WHITE PLAINS, N.Y. Media tracking, spot verification and enhanced ad insertion capabilities appear to be among the reasons broadcast group owner Clear Channel purchased software and products supplier Radio Computing Services, observers say.
The sale closed in January; no purchase price was disclosed.
The acquisition, which followed closely the separate Google/dMarc deal, appears to give Clear Channel market traction to diversify its product line of advertising vehicles in the fast-moving environment of marketing technology.
The moves could allow Clear Channel eventually to mirror Google’s process of selling airtime via the Internet and automating the ad insertion business, observers predict.
The companies did not address specific reasons for the purchase in announcing the sale and declined comment on how Clear Channel’s business plan benefits from having RCS in its portfolio.
Current management stays
“Clear Channel will continue the current business and support RCS in maintaining their high standards and high level of expertise in meeting the needs of radio, television, the Internet and other media,” said Jerry Kersting, chief financial officer of Clear Channel Radio.
Current RCS management is expected to remain in place, Kersting said, with company founder Andrew Economos serving as a consultant to Clear Channel.
RCS was founded in 1979 and has a product line that includes the Selector music scheduling system, Master Control digital automation system and Media Monitors, a wholly owned subsidiary that uses an electronic fingerprinting technology for spot verification. RCS has approximately 7,000 worldwide customers.
RCS launched Media Monitors and its AirCheck software as a broadcast monitoring and verification service for radio, advertising agencies and private media investment companies. The company delivers continual broadcast data via the web of nearly 1,000 radio stations in North America. It also sells newspaper ad tracking information.
This is not the first time Clear Channel has purchased a company in its broadcast supply chain. It owns Prophet Systems, which makes a digital audio management platform, and has its own in-house music scheduling software called MusicGen, leading some radio suppliers to speculate that Clear Channel pursued RCS to obtain Media Monitors and its ability to identify on-air spots and songs and provide same-day online reports to clients.
“I think it’s the monitoring part of RCS that interests Clear Channel the most,” said Ron Paley, senior business developer for OMT Technologies, a supplier not party to the deal.
“This could even allow them to move further away from Arbitron, with a new ratings process of some sort. RCS has been doing some very interesting things logging audio in many major markets.”
OMT Technologies sells the iMediaTouch digital audio content management system.
Paley said he also envisions Clear Channel wanting to use its 1,200 radio stations to deliver advertising for clients “on a national level and with substantial impact” through ad insertion and other technologies.

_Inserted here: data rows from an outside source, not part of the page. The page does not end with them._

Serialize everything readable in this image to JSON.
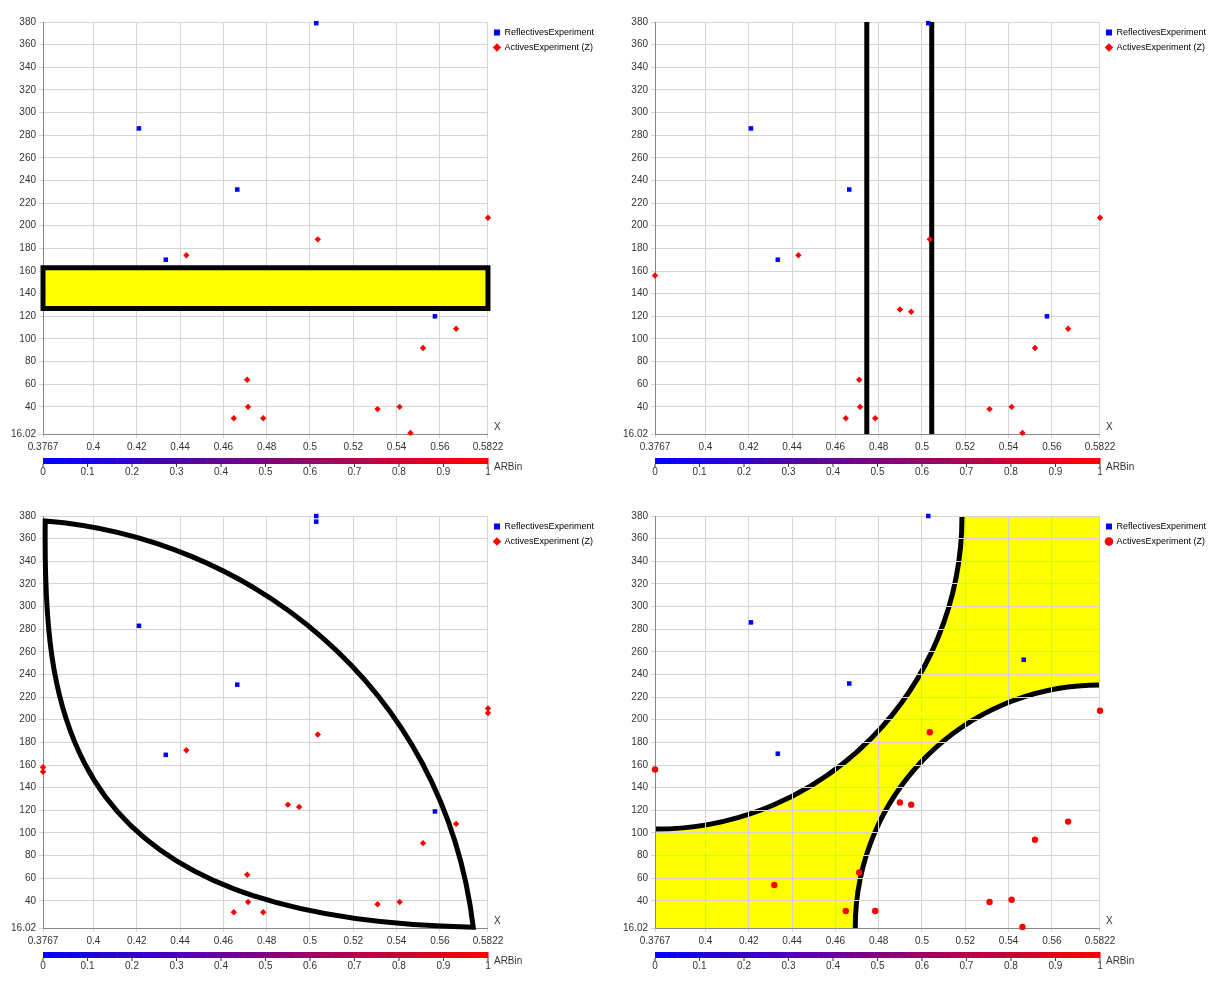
{
  "chart_data": [
    {
      "type": "scatter",
      "xlabel": "X",
      "clabel": "ARBin",
      "xlim": [
        0.3767,
        0.5822
      ],
      "xticks": [
        0.3767,
        0.4,
        0.42,
        0.44,
        0.46,
        0.48,
        0.5,
        0.52,
        0.54,
        0.56,
        0.5822
      ],
      "ylim": [
        16.02,
        380
      ],
      "yticks": [
        16.02,
        40,
        60,
        80,
        100,
        120,
        140,
        160,
        180,
        200,
        220,
        240,
        260,
        280,
        300,
        320,
        340,
        360,
        380
      ],
      "clim": [
        0,
        1
      ],
      "cticks": [
        0,
        0.1,
        0.2,
        0.3,
        0.4,
        0.5,
        0.6,
        0.7,
        0.8,
        0.9,
        1
      ],
      "grid": true,
      "legend": "top right",
      "bands": [
        {
          "axis": "y",
          "from": 127,
          "to": 163,
          "color": "#ffff00"
        }
      ],
      "series": [
        {
          "name": "ReflectivesExperiment",
          "marker": "square",
          "x": [
            0.421,
            0.4664,
            0.4334,
            0.5029,
            0.5577
          ],
          "values": [
            286,
            232,
            170,
            379,
            120
          ],
          "cvalues": [
            0,
            0,
            0,
            0,
            0
          ]
        },
        {
          "name": "ActivesExperiment (Z)",
          "marker": "diamond",
          "x": [
            0.4429,
            0.5036,
            0.5822,
            0.5675,
            0.5522,
            0.471,
            0.4714,
            0.4648,
            0.4784,
            0.5312,
            0.5414,
            0.5464
          ],
          "values": [
            174,
            188,
            207,
            109,
            92,
            64,
            40,
            30,
            30,
            38,
            40,
            17
          ],
          "cvalues": [
            1,
            1,
            1,
            1,
            1,
            1,
            1,
            1,
            1,
            1,
            1,
            1
          ]
        }
      ]
    },
    {
      "type": "scatter",
      "xlabel": "X",
      "clabel": "ARBin",
      "xlim": [
        0.3767,
        0.5822
      ],
      "xticks": [
        0.3767,
        0.4,
        0.42,
        0.44,
        0.46,
        0.48,
        0.5,
        0.52,
        0.54,
        0.56,
        0.5822
      ],
      "ylim": [
        16.02,
        380
      ],
      "yticks": [
        16.02,
        40,
        60,
        80,
        100,
        120,
        140,
        160,
        180,
        200,
        220,
        240,
        260,
        280,
        300,
        320,
        340,
        360,
        380
      ],
      "clim": [
        0,
        1
      ],
      "cticks": [
        0,
        0.1,
        0.2,
        0.3,
        0.4,
        0.5,
        0.6,
        0.7,
        0.8,
        0.9,
        1
      ],
      "grid": true,
      "legend": "top right",
      "ref_lines": [
        {
          "axis": "x",
          "value": 0.4745,
          "color": "#000000"
        },
        {
          "axis": "x",
          "value": 0.5045,
          "color": "#000000"
        }
      ],
      "series": [
        {
          "name": "ReflectivesExperiment",
          "marker": "square",
          "x": [
            0.421,
            0.4664,
            0.4334,
            0.5029,
            0.5577
          ],
          "values": [
            286,
            232,
            170,
            379,
            120
          ],
          "cvalues": [
            0,
            0,
            0,
            0,
            0
          ]
        },
        {
          "name": "ActivesExperiment (Z)",
          "marker": "diamond",
          "x": [
            0.3767,
            0.4429,
            0.5036,
            0.5822,
            0.4898,
            0.495,
            0.5675,
            0.5522,
            0.471,
            0.4714,
            0.4648,
            0.4784,
            0.5312,
            0.5414,
            0.5464
          ],
          "values": [
            156,
            174,
            188,
            207,
            126,
            124,
            109,
            92,
            64,
            40,
            30,
            30,
            38,
            40,
            17
          ],
          "cvalues": [
            1,
            1,
            1,
            1,
            1,
            1,
            1,
            1,
            1,
            1,
            1,
            1,
            1,
            1,
            1
          ]
        }
      ]
    },
    {
      "type": "scatter",
      "xlabel": "X",
      "clabel": "ARBin",
      "xlim": [
        0.3767,
        0.5822
      ],
      "xticks": [
        0.3767,
        0.4,
        0.42,
        0.44,
        0.46,
        0.48,
        0.5,
        0.52,
        0.54,
        0.56,
        0.5822
      ],
      "ylim": [
        16.02,
        380
      ],
      "yticks": [
        16.02,
        40,
        60,
        80,
        100,
        120,
        140,
        160,
        180,
        200,
        220,
        240,
        260,
        280,
        300,
        320,
        340,
        360,
        380
      ],
      "clim": [
        0,
        1
      ],
      "cticks": [
        0,
        0.1,
        0.2,
        0.3,
        0.4,
        0.5,
        0.6,
        0.7,
        0.8,
        0.9,
        1
      ],
      "grid": true,
      "legend": "top right",
      "series": [
        {
          "name": "ReflectivesExperiment",
          "marker": "square",
          "x": [
            0.421,
            0.4664,
            0.4334,
            0.5029,
            0.5029,
            0.5577
          ],
          "values": [
            283,
            231,
            169,
            380,
            375,
            119
          ],
          "cvalues": [
            0,
            0,
            0,
            0,
            0,
            0
          ]
        },
        {
          "name": "ActivesExperiment (Z)",
          "marker": "diamond",
          "x": [
            0.3767,
            0.3767,
            0.4429,
            0.5036,
            0.5822,
            0.5822,
            0.4898,
            0.495,
            0.5675,
            0.5522,
            0.471,
            0.4714,
            0.4648,
            0.4784,
            0.5312,
            0.5414
          ],
          "values": [
            158,
            154,
            173,
            187,
            210,
            206,
            125,
            123,
            108,
            91,
            63,
            39,
            30,
            30,
            37,
            39
          ],
          "cvalues": [
            1,
            1,
            1,
            1,
            1,
            1,
            1,
            1,
            1,
            1,
            1,
            1,
            1,
            1,
            1,
            1
          ]
        }
      ]
    },
    {
      "type": "scatter",
      "xlabel": "X",
      "clabel": "ARBin",
      "xlim": [
        0.3767,
        0.5822
      ],
      "xticks": [
        0.3767,
        0.4,
        0.42,
        0.44,
        0.46,
        0.48,
        0.5,
        0.52,
        0.54,
        0.56,
        0.5822
      ],
      "ylim": [
        16.02,
        380
      ],
      "yticks": [
        16.02,
        40,
        60,
        80,
        100,
        120,
        140,
        160,
        180,
        200,
        220,
        240,
        260,
        280,
        300,
        320,
        340,
        360,
        380
      ],
      "clim": [
        0,
        1
      ],
      "cticks": [
        0,
        0.1,
        0.2,
        0.3,
        0.4,
        0.5,
        0.6,
        0.7,
        0.8,
        0.9,
        1
      ],
      "grid": true,
      "legend": "top right",
      "series": [
        {
          "name": "ReflectivesExperiment",
          "marker": "square",
          "x": [
            0.421,
            0.4664,
            0.4334,
            0.5029,
            0.547
          ],
          "values": [
            286,
            232,
            170,
            380,
            253
          ],
          "cvalues": [
            0,
            0,
            0,
            0,
            0
          ]
        },
        {
          "name": "ActivesExperiment (Z)",
          "marker": "circle",
          "x": [
            0.3767,
            0.4318,
            0.5036,
            0.5822,
            0.4898,
            0.495,
            0.5675,
            0.5522,
            0.471,
            0.4648,
            0.4784,
            0.5312,
            0.5414,
            0.5464
          ],
          "values": [
            156,
            54,
            189,
            208,
            127,
            125,
            110,
            94,
            65,
            31,
            31,
            39,
            41,
            17
          ],
          "cvalues": [
            1,
            1,
            1,
            1,
            1,
            1,
            1,
            1,
            1,
            1,
            1,
            1,
            1,
            1
          ]
        }
      ]
    }
  ]
}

“It’s the new technology that is really driving these deals. Broadcasters and other companies like Microsoft and Yahoo! are digging for ways to more efficiently deliver advertising messages over the air and over the Internet,” Paley said.
The acquisition “validates the media monitoring industry,” said Steve Lubin, CEO of Mediaguide, a competitor of Media Monitors in spot verification.
“This a step forward for our industry. (Clear Channel) has been in the music side of monitoring with Premiere Mediabase for quite some time. It looks like Media Monitors should be a good accompanying product,” Lubin said.
Mediaguide uses a fingerprint technology similar to Media Monitors to track music and advertisements and monitors more than 2,500 stations in approximately 150 Arbitron-rated markets.
Fingerprinting is a passive technology that creates identifiers from pieces of recorded audio that can be compared to audio collected from unmanned monitoring posts across the country. That information is collected and provided to customers to determine when and where a song or advertisement played, Lubin said.
Clear Channel has “diversified on many occasions and this is just another chance to broaden its services,” another observer said. Clear Channel owns Premiere Radio Networks and has a stake in XM Satellite Radio. It purchased Prophet Systems Innovations in 1998.
RCS is headquartered in White Plains, N.Y., and has 450 employees at 23 offices. The company will announce a “handful of new products and services” prior to NAB2006 in Las Vegas this April, an RCS spokesman said.